Жалко Егорова, но Егоров простит его, Мишку, когда узнает, что сбежал он не из-за озорства, а из-за взрывчатки. За это ему командир кур простил.

«Уж теперь я в следующий бой выпрошусь, — размечтался Мишка. — А не отпустит, так сам прорвусь. Точно».

Мишка крепко-накрепко прижал к груди винтовку и потёрся о дуло щекой.

А время шло. Уже по-летнему цвели луга, по-летнему жёсткой и тёмной стала листва на деревьях. Кукушки куковали последние дни.

Мишка очень любил беседовать с кукушкой. Он не спрашивал, как другие: «Скажи, кукушка, сколько мне лет жить на веку?» Он собирался жить так долго, что кукушке не сосчитать.

Он загадывал: сколько трофейных винтовок и пулемётов добудут партизаны в следующем бою. И очень был доволен, когда кукушка много раз повторяла своё «ку-ку».

Но на этот раз ему предстояло услышать особенную кукушку. Даже не одну, а двух.

Из болотной низинки, где залёг в засаду партизанский отряд, видно было росшее по другую сторону дерево. Оно, как маяк, возвышалось над овсяными, ржаными, льняными лоскутьями полей.

Мальчик знал, что на этом дереве, скрытые листвой, сидят девочки: Рая и Лара. Им поручено криком кукушки сообщать партизанам, какие немецкие машины или подводы покажутся на большаке.
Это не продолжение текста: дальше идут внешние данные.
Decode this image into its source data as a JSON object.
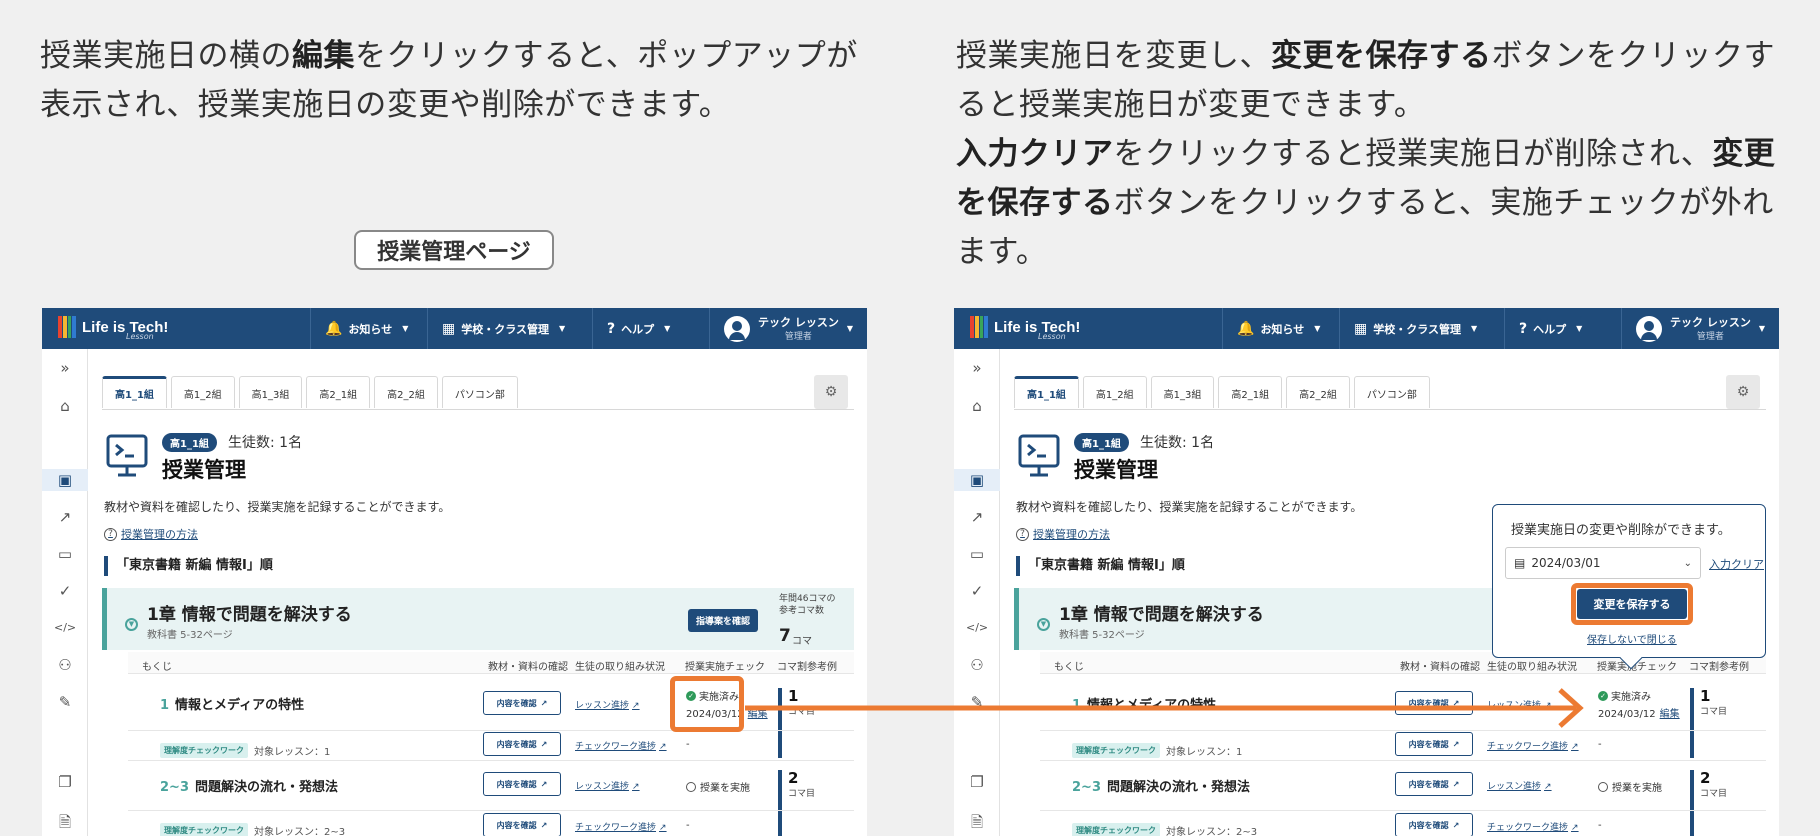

Если мотоцикл — кукует Лара, протяжно и медленно; если подвода — кукует Рая, отрывисто, скороговоркой. Сколько раз повторяет своё «ку-ку» кукушка, столько движется машин или подвод.

Пока что кукушка молчала, и это очень тревожило Мишку, хотя он понимал, что ещё рано, что немцы должны выждать, когда рассеется туман.

Туман стлался по болоту, дымясь, как в зимнюю пору позёмка. Мишку познабливало. Ему вспомнилось, как он в метель стоял у оврага, обещая мёртвой бабушке отомстить фашистам. Сегодня они сквитаются. Как сказано в партизанских листовках: «Смерть за смерть! Кровь за кровь!»

— Она ещё крепкая была, — облизывая пересохшие губы, пробормотал Мишка. — Мешок с картошкой сама подымала. Если б немцы не убили её, она бы сто лет прожила…

Лежавший рядом с Мишкой Егоров приподнялся, с тревогой взглянул в побледневшее лицо мальчика.

— Ох, парень! Опять ты смутный. Как бы опять меня не подвёл.

Туман растаял. По голубому откосу неба карабкалось солнце. Спиной Мишка чувствовал утро, а животом — ночь, потому что спину уже пригревало солнце, а живот был прижат к сырой, ещё по-ночному холодной земле.

На дороге появился мальчик с ведёрком и самодельной удочкой и тут же исчез. Прошла старуха, волоча за собой на верёвке чёрную козу.

«Кукушки» молчали.

«Нет, не поедут сегодня немцы по этой дороге, — с тоской думал Мишка. — Уж так мне везёт!»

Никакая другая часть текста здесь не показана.